En la Pérez no se para, no se sube ni se baja


El slogan que puso en boga la comuna local hace algún tiempo, sobre todo a través de radio y televisión, con el fin de evitar que los usuarios del transporte público utilicen las inmediaciones de la “Pérez Velasco” para abordar vehículos de transporte urbano, una vez que fue remodelada, ya quedó en el olvido.

Esa frase más parecía una especie de “muletilla” mediante la cual se trató de calar hasta los tuétanos de los generalmente indisciplinados usuarios paceños: “En la Pérez no se para, no se sube ni se baja”. Palabras que incluso motivaban sonrisas burlonas, además de miradas con aires de complicidad. Demás está decir que había un estricto control, a fin de evitar que sea acatada tan inusual disposición. Transcurridos muchos meses, hoy “se para, se sube y se baja nomás”, tal como comentan muchas personas. Hasta enormes buses se detienen, para que suban o desciendan pasajeros, prácticamente en todo ese trayecto. Y lo peor es que ya nadie dice algo, habiendo resultado infructuosa dicha campaña.

El problema es que, al parecer, las disposiciones en nuestro medio se las aplica para un determinado tiempo que, sin embargo, nunca está especificado en la norma. Mejor sería que se diga: “esta regla, para que no se enojen mucho, sólo durará 6, 10, 12 o 18 meses”. Aquellas normas relativas a la seguridad o comodidad del usuario, dejan de ser respetadas casi por todos con el paso del tiempo.

Ahí está la prohibición, por ejemplo, para llevar el denominado “quinto pasajero” en “trufis”. ¿Quién cumple la disposición? O, yendo más allá, quienes pretendieron velar por las buenas costumbres, mandaron pintar en las paredes anuncios que decían: “Prohibido orinar y ensuciar en este lugar, bajo sanción de 1.000 bolivianos”. ¿Cuántos transgresores fueron sorprendidos y al menos pagaron 5 bolivianos de multa?

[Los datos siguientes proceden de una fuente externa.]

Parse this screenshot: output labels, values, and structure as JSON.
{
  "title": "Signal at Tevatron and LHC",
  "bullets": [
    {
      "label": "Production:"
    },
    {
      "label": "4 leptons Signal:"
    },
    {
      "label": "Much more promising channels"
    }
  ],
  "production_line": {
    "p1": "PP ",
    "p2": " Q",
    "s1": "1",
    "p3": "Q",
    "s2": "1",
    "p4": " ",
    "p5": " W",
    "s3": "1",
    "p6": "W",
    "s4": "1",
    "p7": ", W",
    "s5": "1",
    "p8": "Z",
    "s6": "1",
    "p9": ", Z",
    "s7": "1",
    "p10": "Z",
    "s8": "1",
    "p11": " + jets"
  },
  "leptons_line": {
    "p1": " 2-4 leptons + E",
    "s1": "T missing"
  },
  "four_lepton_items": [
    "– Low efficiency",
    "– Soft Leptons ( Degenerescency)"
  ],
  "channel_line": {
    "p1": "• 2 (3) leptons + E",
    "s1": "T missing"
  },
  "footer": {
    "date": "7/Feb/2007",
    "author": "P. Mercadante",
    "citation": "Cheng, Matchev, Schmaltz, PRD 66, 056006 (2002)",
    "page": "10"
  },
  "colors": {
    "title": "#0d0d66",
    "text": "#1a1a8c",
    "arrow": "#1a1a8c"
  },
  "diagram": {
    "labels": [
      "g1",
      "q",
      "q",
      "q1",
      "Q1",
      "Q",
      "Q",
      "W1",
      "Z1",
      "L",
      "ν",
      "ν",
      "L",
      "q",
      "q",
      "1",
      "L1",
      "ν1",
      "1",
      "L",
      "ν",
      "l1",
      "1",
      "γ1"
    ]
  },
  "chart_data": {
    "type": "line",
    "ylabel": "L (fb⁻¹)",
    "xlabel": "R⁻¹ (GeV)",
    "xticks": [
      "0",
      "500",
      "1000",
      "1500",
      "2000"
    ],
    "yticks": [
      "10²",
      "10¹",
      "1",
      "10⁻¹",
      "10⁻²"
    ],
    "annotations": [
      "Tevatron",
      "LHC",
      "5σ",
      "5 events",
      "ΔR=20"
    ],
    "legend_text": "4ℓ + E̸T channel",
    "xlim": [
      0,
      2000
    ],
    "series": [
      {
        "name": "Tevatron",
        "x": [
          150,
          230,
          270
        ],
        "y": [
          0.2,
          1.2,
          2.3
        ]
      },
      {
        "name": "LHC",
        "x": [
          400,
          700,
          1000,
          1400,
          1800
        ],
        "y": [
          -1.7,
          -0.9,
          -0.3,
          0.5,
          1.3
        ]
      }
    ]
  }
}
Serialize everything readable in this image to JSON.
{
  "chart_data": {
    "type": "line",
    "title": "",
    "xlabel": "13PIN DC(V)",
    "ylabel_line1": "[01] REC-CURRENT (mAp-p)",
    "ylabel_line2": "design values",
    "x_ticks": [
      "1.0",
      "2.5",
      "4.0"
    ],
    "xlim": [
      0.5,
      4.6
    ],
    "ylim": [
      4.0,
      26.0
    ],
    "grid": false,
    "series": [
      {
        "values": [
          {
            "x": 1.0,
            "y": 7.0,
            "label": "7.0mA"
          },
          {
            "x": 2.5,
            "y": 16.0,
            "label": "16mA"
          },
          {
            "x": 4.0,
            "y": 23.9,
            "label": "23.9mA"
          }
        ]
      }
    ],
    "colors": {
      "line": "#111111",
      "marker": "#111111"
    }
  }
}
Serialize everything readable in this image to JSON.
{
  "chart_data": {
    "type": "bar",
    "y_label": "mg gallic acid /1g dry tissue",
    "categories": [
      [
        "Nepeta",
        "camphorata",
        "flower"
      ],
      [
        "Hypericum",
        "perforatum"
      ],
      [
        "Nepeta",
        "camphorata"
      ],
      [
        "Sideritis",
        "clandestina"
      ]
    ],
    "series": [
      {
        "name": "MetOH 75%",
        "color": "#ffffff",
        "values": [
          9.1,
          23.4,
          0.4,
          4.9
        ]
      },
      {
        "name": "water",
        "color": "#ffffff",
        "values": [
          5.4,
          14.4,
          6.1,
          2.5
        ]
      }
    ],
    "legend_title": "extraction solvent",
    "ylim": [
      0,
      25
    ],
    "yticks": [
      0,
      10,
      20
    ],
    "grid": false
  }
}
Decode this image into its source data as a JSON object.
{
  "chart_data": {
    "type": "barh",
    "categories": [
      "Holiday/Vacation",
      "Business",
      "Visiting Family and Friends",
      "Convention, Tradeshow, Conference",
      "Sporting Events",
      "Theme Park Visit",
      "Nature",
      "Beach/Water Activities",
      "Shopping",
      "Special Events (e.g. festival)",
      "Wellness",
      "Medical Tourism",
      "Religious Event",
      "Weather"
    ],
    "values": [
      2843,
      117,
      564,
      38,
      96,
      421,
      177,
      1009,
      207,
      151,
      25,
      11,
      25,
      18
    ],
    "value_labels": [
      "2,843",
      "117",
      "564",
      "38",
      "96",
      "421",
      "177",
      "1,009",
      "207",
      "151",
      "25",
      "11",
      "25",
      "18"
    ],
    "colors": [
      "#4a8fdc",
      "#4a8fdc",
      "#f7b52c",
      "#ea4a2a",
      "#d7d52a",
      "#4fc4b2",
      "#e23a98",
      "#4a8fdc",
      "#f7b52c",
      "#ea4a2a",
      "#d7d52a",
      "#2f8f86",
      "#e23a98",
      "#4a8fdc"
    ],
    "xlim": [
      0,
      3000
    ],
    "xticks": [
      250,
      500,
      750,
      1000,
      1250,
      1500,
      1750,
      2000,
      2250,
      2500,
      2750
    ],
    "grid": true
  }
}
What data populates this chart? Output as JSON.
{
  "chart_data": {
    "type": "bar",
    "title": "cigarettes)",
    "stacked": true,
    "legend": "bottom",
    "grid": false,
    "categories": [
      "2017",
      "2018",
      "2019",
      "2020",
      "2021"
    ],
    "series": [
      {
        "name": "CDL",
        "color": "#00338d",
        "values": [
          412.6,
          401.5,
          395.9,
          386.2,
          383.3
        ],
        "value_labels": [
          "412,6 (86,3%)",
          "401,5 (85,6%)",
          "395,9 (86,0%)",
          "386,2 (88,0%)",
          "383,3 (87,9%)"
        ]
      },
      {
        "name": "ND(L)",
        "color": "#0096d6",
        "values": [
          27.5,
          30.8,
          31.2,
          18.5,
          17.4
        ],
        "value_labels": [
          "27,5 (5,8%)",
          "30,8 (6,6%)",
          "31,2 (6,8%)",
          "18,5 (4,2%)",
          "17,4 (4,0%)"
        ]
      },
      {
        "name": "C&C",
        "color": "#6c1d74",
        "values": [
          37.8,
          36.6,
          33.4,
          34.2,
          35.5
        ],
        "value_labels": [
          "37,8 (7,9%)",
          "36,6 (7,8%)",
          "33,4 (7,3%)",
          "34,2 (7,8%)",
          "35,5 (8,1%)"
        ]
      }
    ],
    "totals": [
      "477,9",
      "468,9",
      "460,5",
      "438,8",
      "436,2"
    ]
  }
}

También desde hace décadas se reitera que es prohibido conducir en estado de ebriedad. Incluso endurecieron tal medida al añadir la suspensión indefinida del chofer infractor. ¿Cuántos conductores ebrios fueron y serán sorprendidos luego de tales medidas? Nadie lo sabe, llegándose a la conclusión de que no se trata de impartir normas “al por mayor”, sino de hacerlas cumplir.

Empero todo se trata de educación. Educar y educarnos debe ser una actividad permanente, dando paso a campañas profundas con esta finalidad, pues lo que hoy se hace, emitiendo slogans, para unos y otros casos, similares o no, que más ocasionan gastos ingentes de recursos que otra cosa, lamentablemente no responde a la realidad cultural que se vive. Siempre como ejemplo, ¿de qué sirve tener un enorme mercado en pleno centro capitalino, si generalmente está semi-vacío, y las calles son atestadas de comerciantes o gremialistas, pese a que muchos de ellos tienen sus casetas en el mismo? Casi lo mismo acontece con los mingitorios públicos, ¿o es que éstos tendrán que ser de uso gratuito?

Mucho más habría que enfocar, por lo que volveremos sobre el tema, puesto que estos problemas cotidianos, al parecer sin importancia, ocasionan una mala calidad de vida.